Risk questionnaire - Asset allocation
Across the industry the advisers' favoured approach is to invite clients to complete a risk questionnaire. This will score you and categorise you as cautious, moderate, adventurous. We then add in a likely term – and a system based asset allocation is generated e.g. 50% UK equity 50% govt bonds.
The system provider we use , e-value, is used in the UK by over 2500 financial advisers – so the advice we give is conventional, mainstream advice. The hope is you would expect similar recommendations from other advice firms.
The biggest single factor influencing the shape of investment performance is the asset class you invest in. By asset class we mean equities ( or shares as they are called ) is a class, cash is also a class as is property. A portfolio approach - investing across a variety of asset classes is recommended, to spread risk and smooth out returns. We can further subdivide equity geographically, say UK or US funds , and fixed interest, UK, global, or govt and corporate. We can therefore have a risk spectrum, starting with cash, then government fixed interest, corporate fixed interest, through to property, UK equity through to emerging market equity.
Therefore an attitude to risk/capacity for loss and a term can be reflected by adjusting the percentages in each asset class – an ultra cautious risk person, with a short term, might have all in cash, an adventurous person with a long term might have all in equities and so on
Because the case for investing in more volatile assets -such as equities - is in the length of time invested, we sometimes break down the pension fund into segments – 0-2 years, 3-6, yrs, 7-12 years 13 yrs plus – the 0-2 year segment might be in cash as it will be needed soon, the 13 year plus might be significantly in equities, for growth. Each year at review , and after a year's income has been taken, we have an opportunity to replenish the segments - a so called cascading effect
Cash flow planning
This allows the adviser to incorporate other income streams, such as state pension and their arrival at a point in the future – so reflect a possible reduced need for a draw on your pension fund. We can map this out in to a plan, and can take inflation and future events into account - in this way we buuild up a financial plan.
Circumstances change and this allows us to reflect that in our arrangement of and planning of your pension
This maintains the asset allocation
Quite simply if you have 50% of your money in cash and 50% in shares, that is an agreed asset allocation.

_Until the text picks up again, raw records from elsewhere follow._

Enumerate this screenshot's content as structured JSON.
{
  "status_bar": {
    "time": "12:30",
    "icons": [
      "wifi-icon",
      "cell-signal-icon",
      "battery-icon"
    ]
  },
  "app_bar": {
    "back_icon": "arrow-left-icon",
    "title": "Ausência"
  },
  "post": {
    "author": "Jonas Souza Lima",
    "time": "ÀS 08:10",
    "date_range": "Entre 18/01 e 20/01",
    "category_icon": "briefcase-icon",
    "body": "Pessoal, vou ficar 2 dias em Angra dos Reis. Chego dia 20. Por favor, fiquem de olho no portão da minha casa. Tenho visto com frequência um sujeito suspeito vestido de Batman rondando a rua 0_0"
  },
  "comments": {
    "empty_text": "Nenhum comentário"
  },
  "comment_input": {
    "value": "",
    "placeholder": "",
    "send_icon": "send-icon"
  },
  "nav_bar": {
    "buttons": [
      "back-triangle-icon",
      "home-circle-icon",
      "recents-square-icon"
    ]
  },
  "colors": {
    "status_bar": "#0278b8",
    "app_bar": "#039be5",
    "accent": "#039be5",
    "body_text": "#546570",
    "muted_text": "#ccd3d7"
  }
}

If after 12 months, the shares have increased in value by 10% and you have had no interest on your cash you will have an asset allocation of 55% shares and 45% cash – selling the 5% growth of your equities and putting it into cash would be described as rebalancing.
Cost acts as a drag on investment returns. Most moderate risk investors might have 50% in equities and you might expect a return of roughly 5%, according to FCA guidelines – so an annual cost of 0.6% means your returns are reduced to 4.4%.
Pay very close attention to the annual costs – many people are paying nearly, or in excess of, 2% per annum and aren’t aware
Tip – ask your current provider how much you’re paying!